Siddhartha Verma, Manhar Dhanak, and John Frankenfield used a smoke machine to simulate those clouds of droplets in a paper published in June. The plumes of droplets travel up to 12 feet without a mask- twice the recommended social distancing recommendations of the WHO. With a simple handmade cloth mask, these plumes barely travelled further than the cotton.

Weaver further noted in 1919 that “Gauze masks appear from clinical data to prevent infection via mouth droplets”. In other words, yes; masks work.

The most important takeaway from this study is not that masks protect the wearer. Yes, there are masks that do protect the wearer completely- called N95 masks because they filter out 95% of airborne particles- but most of us don’t need such an intense filter.

Instead, face masks are about protecting those around you. It’s unlikely to prevent other peoples’ droplets making it through, instead preventing you from breathing out those plumes yourself.

This is why it’s so important for every able person to wear a mask- and why people that aren’t at high risk should save the N95 masks for those that are vulnerable. 


I made my own mask out of this t-shirt’s sleeves. Took me half an hour, and I wear it many times a week!


Shouldn’t only sick people wear masks?

In short: no.

Evidence of asymptomatic transmission has been around since the early stages of the pandemic. It’s thought many people have had the virus and just not known about it, and even more thought they just had a mild cough.

The guidance for symptomatic carriers of COVID-19 has been clear: stay at home, quarantine for at least two weeks and get tested. But what about people without the cough and the temperature we all know to look for?
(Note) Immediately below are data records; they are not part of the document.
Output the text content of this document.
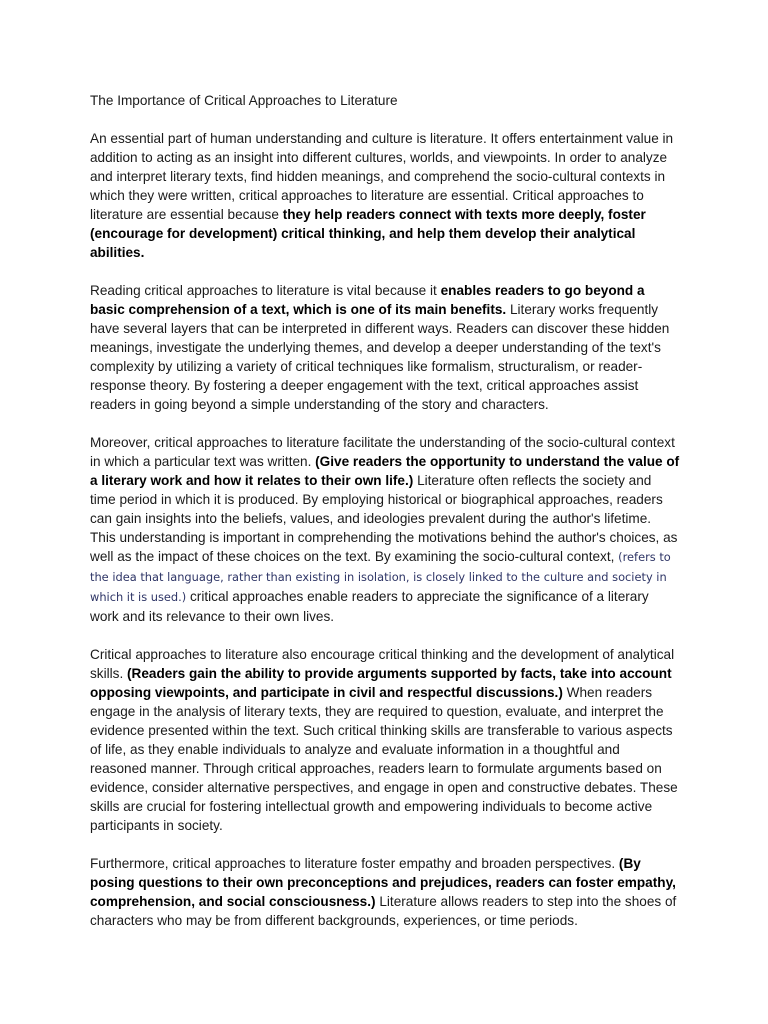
The Importance of Critical Approaches to Literature

An essential part of human understanding and culture is literature. It offers entertainment value in addition to acting as an insight into different cultures, worlds, and viewpoints. In order to analyze and interpret literary texts, find hidden meanings, and comprehend the socio-cultural contexts in which they were written, critical approaches to literature are essential. Critical approaches to literature are essential because they help readers connect with texts more deeply, foster (encourage for development) critical thinking, and help them develop their analytical abilities.

Reading critical approaches to literature is vital because it enables readers to go beyond a basic comprehension of a text, which is one of its main benefits. Literary works frequently have several layers that can be interpreted in different ways. Readers can discover these hidden meanings, investigate the underlying themes, and develop a deeper understanding of the text's complexity by utilizing a variety of critical techniques like formalism, structuralism, or reader-response theory. By fostering a deeper engagement with the text, critical approaches assist readers in going beyond a simple understanding of the story and characters.

Moreover, critical approaches to literature facilitate the understanding of the socio-cultural context in which a particular text was written. (Give readers the opportunity to understand the value of a literary work and how it relates to their own life.) Literature often reflects the society and time period in which it is produced. By employing historical or biographical approaches, readers can gain insights into the beliefs, values, and ideologies prevalent during the author's lifetime. This understanding is important in comprehending the motivations behind the author's choices, as well as the impact of these choices on the text. By examining the socio-cultural context, (refers to the idea that language, rather than existing in isolation, is closely linked to the culture and society in which it is used.) critical approaches enable readers to appreciate the significance of a literary work and its relevance to their own lives.

Critical approaches to literature also encourage critical thinking and the development of analytical skills. (Readers gain the ability to provide arguments supported by facts, take into account opposing viewpoints, and participate in civil and respectful discussions.) When readers engage in the analysis of literary texts, they are required to question, evaluate, and interpret the evidence presented within the text. Such critical thinking skills are transferable to various aspects of life, as they enable individuals to analyze and evaluate information in a thoughtful and reasoned manner. Through critical approaches, readers learn to formulate arguments based on evidence, consider alternative perspectives, and engage in open and constructive debates. These skills are crucial for fostering intellectual growth and empowering individuals to become active participants in society.

Furthermore, critical approaches to literature foster empathy and broaden perspectives. (By posing questions to their own preconceptions and prejudices, readers can foster empathy, comprehension, and social consciousness.) Literature allows readers to step into the shoes of characters who may be from different backgrounds, experiences, or time periods.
If you don’t show symptoms, you probably won’t put yourself in quarantine. Carriers without symptoms still leave the house, still go on holiday, still go to church. These people can end up as superspreaders if they take no precautions.
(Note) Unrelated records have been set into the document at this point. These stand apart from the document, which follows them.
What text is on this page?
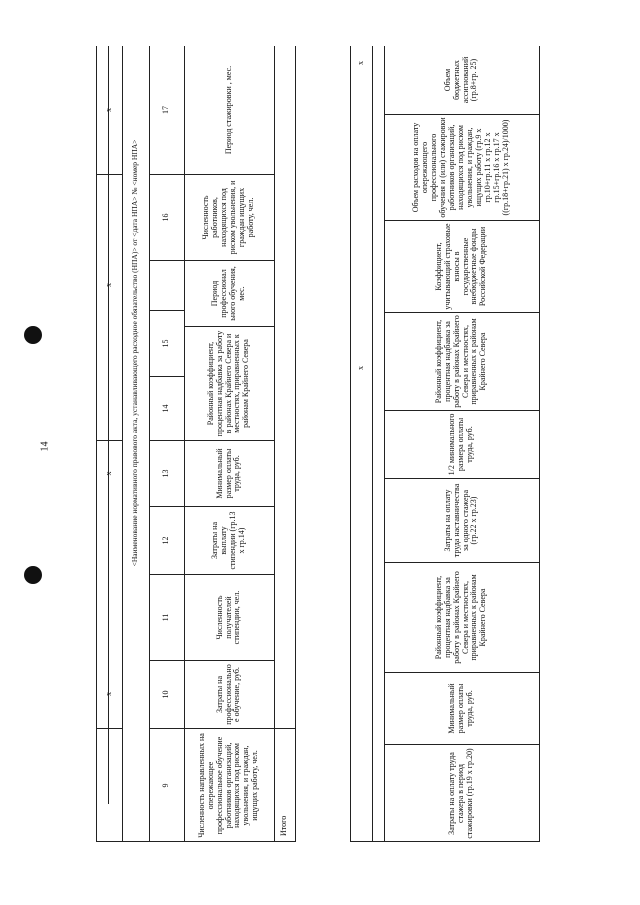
14
x
x
x
x
<Наименование нормативного правового акта, устанавливающего расходное обязательство (НПА)> от <дата НПА> № <номер НПА>
9
10
11
12
13
14
15
16
17
Численность направленных на опережающее профессиональное обучение работников организаций, находящихся под риском увольнения, и граждан, ищущих работу, чел.
Затраты на профессионально е обучение, руб.
Численность получателей стипендии, чел.
Затраты на выплату стипендии (гр.13 х гр.14)
Минимальный размер оплаты труда, руб.
Районный коэффициент, процентная надбавка за работу в районах Крайнего Севера и местностях, приравненных к районам Крайнего Севера
Период профессионал ьного обучения, мес.
Численность работников, находящихся под риском увольнения, и граждан ищущих работу, чел.
Период стажировки , мес.
Итого
x
x
Затраты на оплату труда стажера в период стажировки (гр.19 х гр.20)
Минимальный размер оплаты труда, руб.
Районный коэффициент, процентная надбавка за работу в районах Крайнего Севера и местностях, приравненных к районам Крайнего Севера
Затраты на оплату труда наставничества за одного стажера (гр.22 х гр.23)
1/2 минимального размера оплаты труда, руб.
Районный коэффициент, процентная надбавка за работу в районах Крайнего Севера и местностях, приравненных к районам Крайнего Севера
Коэффициент, учитывающий страховые взносы в государственные внебюджетные фонды Российской Федерации
Объем расходов на оплату опережающего профессионального обучения и (или) стажировки работников организаций, находящихся под риском увольнения, и граждан, ищущих работу (гр.9 х гр.10+гр.11 х гр.12 х гр.15+гр.16 х гр.17 х ((гр.18+гр.21) х гр.24)/1000)
Объем бюджетных ассигнований (гр.8+гр. 25)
Things may have been different if they wore face masks. You never know for sure if you’ve got an asymptomatic case of COVID-19, so why not wear a mask just in case? Besides, evidence also suggests that these asymptomatic superspreader events are part of the reason this became a pandemic at all. 
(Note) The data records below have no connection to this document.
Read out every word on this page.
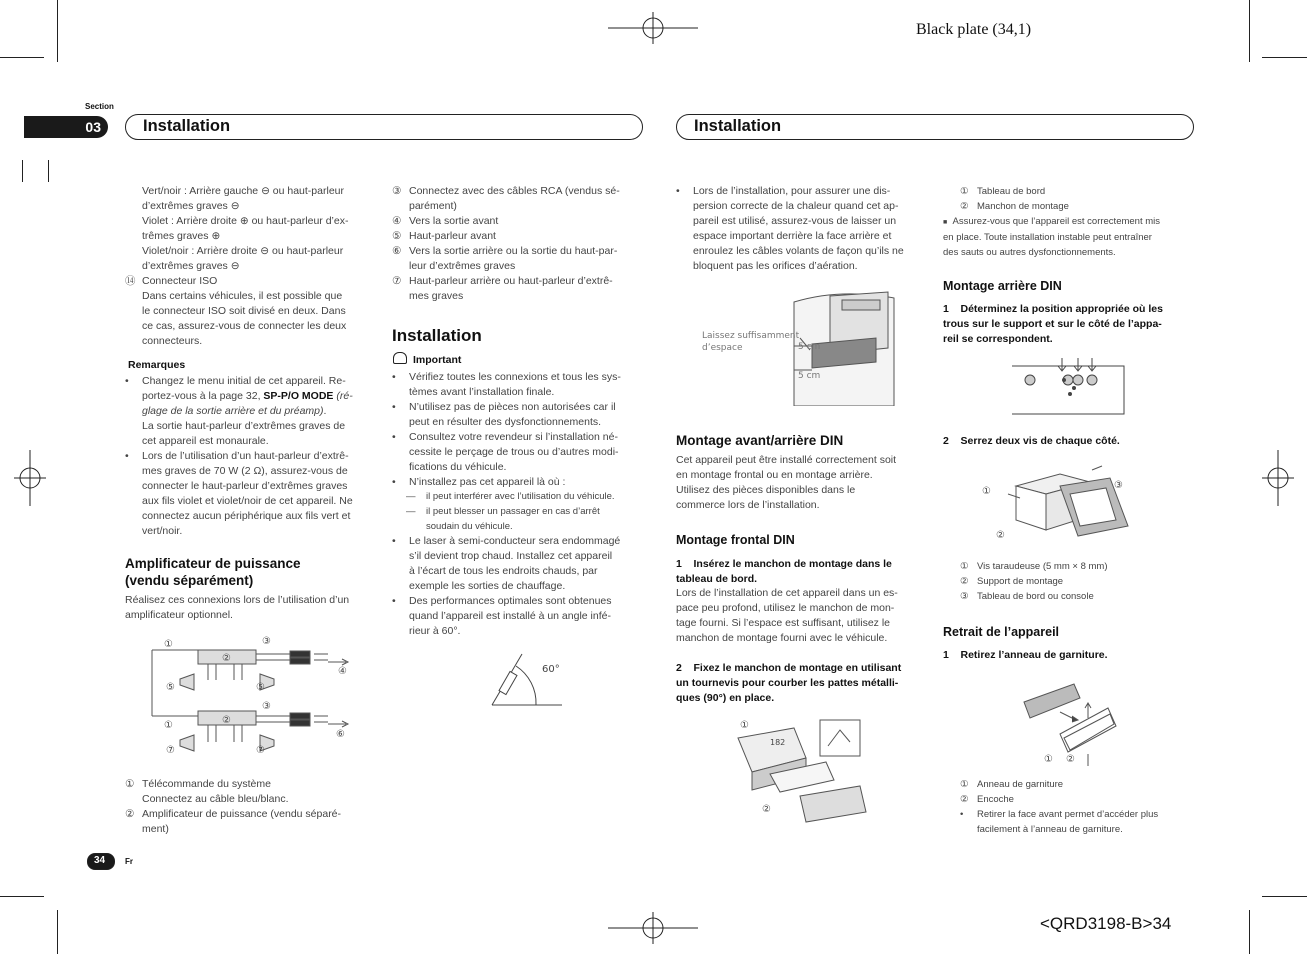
Black plate (34,1)
<QRD3198-B>34
Section
03	Installation	Installation
Vert/noir : Arrière gauche ⊖ ou haut-parleur
d’extrêmes graves ⊖
Violet : Arrière droite ⊕ ou haut-parleur d’ex-
trêmes graves ⊕
Violet/noir : Arrière droite ⊖ ou haut-parleur
d’extrêmes graves ⊖
⑭ Connecteur ISO
Dans certains véhicules, il est possible que
le connecteur ISO soit divisé en deux. Dans
ce cas, assurez-vous de connecter les deux
connecteurs.
Remarques
• Changez le menu initial de cet appareil. Re-
portez-vous à la page 32, SP-P/O MODE (ré-
glage de la sortie arrière et du préamp).
La sortie haut-parleur d’extrêmes graves de
cet appareil est monaurale.
• Lors de l’utilisation d’un haut-parleur d’extrê-
mes graves de 70 W (2 Ω), assurez-vous de
connecter le haut-parleur d’extrêmes graves
aux fils violet et violet/noir de cet appareil. Ne
connectez aucun périphérique aux fils vert et
vert/noir.
Amplificateur de puissance
(vendu séparément)
Réalisez ces connexions lors de l’utilisation d’un
amplificateur optionnel.
①
②
③
④
⑤	⑤
①	②
③
⑥
⑦	⑦
① Télécommande du système
Connectez au câble bleu/blanc.
② Amplificateur de puissance (vendu séparé-
ment)
34 Fr
③ Connectez avec des câbles RCA (vendus sé-
parément)
④ Vers la sortie avant
⑤ Haut-parleur avant
⑥ Vers la sortie arrière ou la sortie du haut-par-
leur d’extrêmes graves
⑦ Haut-parleur arrière ou haut-parleur d’extrê-
mes graves
Installation
Important
• Vérifiez toutes les connexions et tous les sys-
tèmes avant l’installation finale.
• N’utilisez pas de pièces non autorisées car il
peut en résulter des dysfonctionnements.
• Consultez votre revendeur si l’installation né-
cessite le perçage de trous ou d’autres modi-
fications du véhicule.
• N’installez pas cet appareil là où :
— il peut interférer avec l’utilisation du véhicule.
— il peut blesser un passager en cas d’arrêt
soudain du véhicule.
• Le laser à semi-conducteur sera endommagé
s’il devient trop chaud. Installez cet appareil
à l’écart de tous les endroits chauds, par
exemple les sorties de chauffage.
• Des performances optimales sont obtenues
quand l’appareil est installé à un angle infé-
rieur à 60°.
60°
• Lors de l’installation, pour assurer une dis-
persion correcte de la chaleur quand cet ap-
pareil est utilisé, assurez-vous de laisser un
espace important derrière la face arrière et
enroulez les câbles volants de façon qu’ils ne
bloquent pas les orifices d’aération.
Laissez suffisamment
d’espace	5 cm
5 cm
Montage avant/arrière DIN
Cet appareil peut être installé correctement soit
en montage frontal ou en montage arrière.
Utilisez des pièces disponibles dans le
commerce lors de l’installation.
Montage frontal DIN
1    Insérez le manchon de montage dans le
tableau de bord.
Lors de l’installation de cet appareil dans un es-
pace peu profond, utilisez le manchon de mon-
tage fourni. Si l’espace est suffisant, utilisez le
manchon de montage fourni avec le véhicule.
2    Fixez le manchon de montage en utilisant
un tournevis pour courber les pattes métalli-
ques (90°) en place.
182
①
②
① Tableau de bord
② Manchon de montage
■ Assurez-vous que l’appareil est correctement mis
en place. Toute installation instable peut entraîner
des sauts ou autres dysfonctionnements.
Montage arrière DIN
1    Déterminez la position appropriée où les
trous sur le support et sur le côté de l’appa-
reil se correspondent.
2    Serrez deux vis de chaque côté.
①
②
③
① Vis taraudeuse (5 mm × 8 mm)
② Support de montage
③ Tableau de bord ou console
Retrait de l’appareil
1    Retirez l’anneau de garniture.
① ②
① Anneau de garniture
② Encoche
• Retirer la face avant permet d’accéder plus
facilement à l’anneau de garniture.
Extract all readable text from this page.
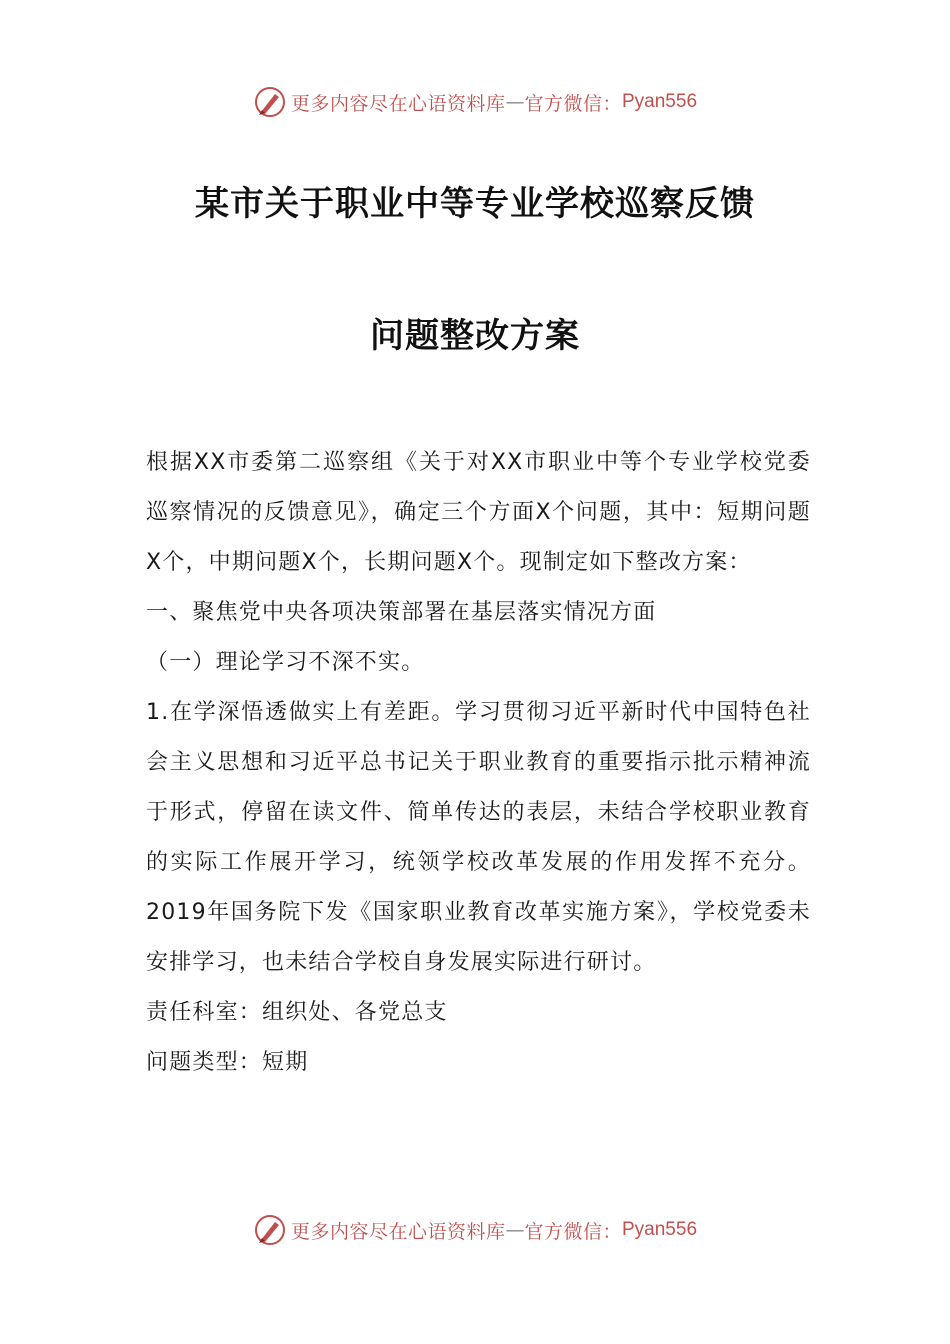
更多内容尽在心语资料库 — 官方微信： Pyan556
某市关于职业中等专业学校巡察反馈
问题整改方案

根据XX市委第二巡察组《关于对XX市职业中等个专业学校党委巡察情况的反馈意见》，确定三个方面X个问题，其中：短期问题X个，中期问题X个，长期问题X个。现制定如下整改方案：

一、聚焦党中央各项决策部署在基层落实情况方面

（一）理论学习不深不实。

1.在学深悟透做实上有差距。学习贯彻习近平新时代中国特色社会主义思想和习近平总书记关于职业教育的重要指示批示精神流于形式，停留在读文件、简单传达的表层，未结合学校职业教育的实际工作展开学习，统领学校改革发展的作用发挥不充分。2019年国务院下发《国家职业教育改革实施方案》，学校党委未安排学习，也未结合学校自身发展实际进行研讨。

责任科室：组织处、各党总支

问题类型：短期

更多内容尽在心语资料库 — 官方微信： Pyan556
Look to countries like Japan, where mask use was a common sight in densely-populated cities before the pandemic. Japan was lifted out of a state of emergency on May 25th and has only had 972 deaths as of 12/07/20- similar to daily figures in the UK during the peak of the crisis.


If we had implemented a mandatory face mask order earlier in the pandemic, would we have fared better? Chances are, yes. Cases are falling across the UK and people are recovering worldwide, but that doesn’t mean we should ignore the mountain of evidence that face masks save lives. 

Basic measures, like wearing face masks in indoors spaces and regularly washing your hands, could prevent another wave. Why take the risk?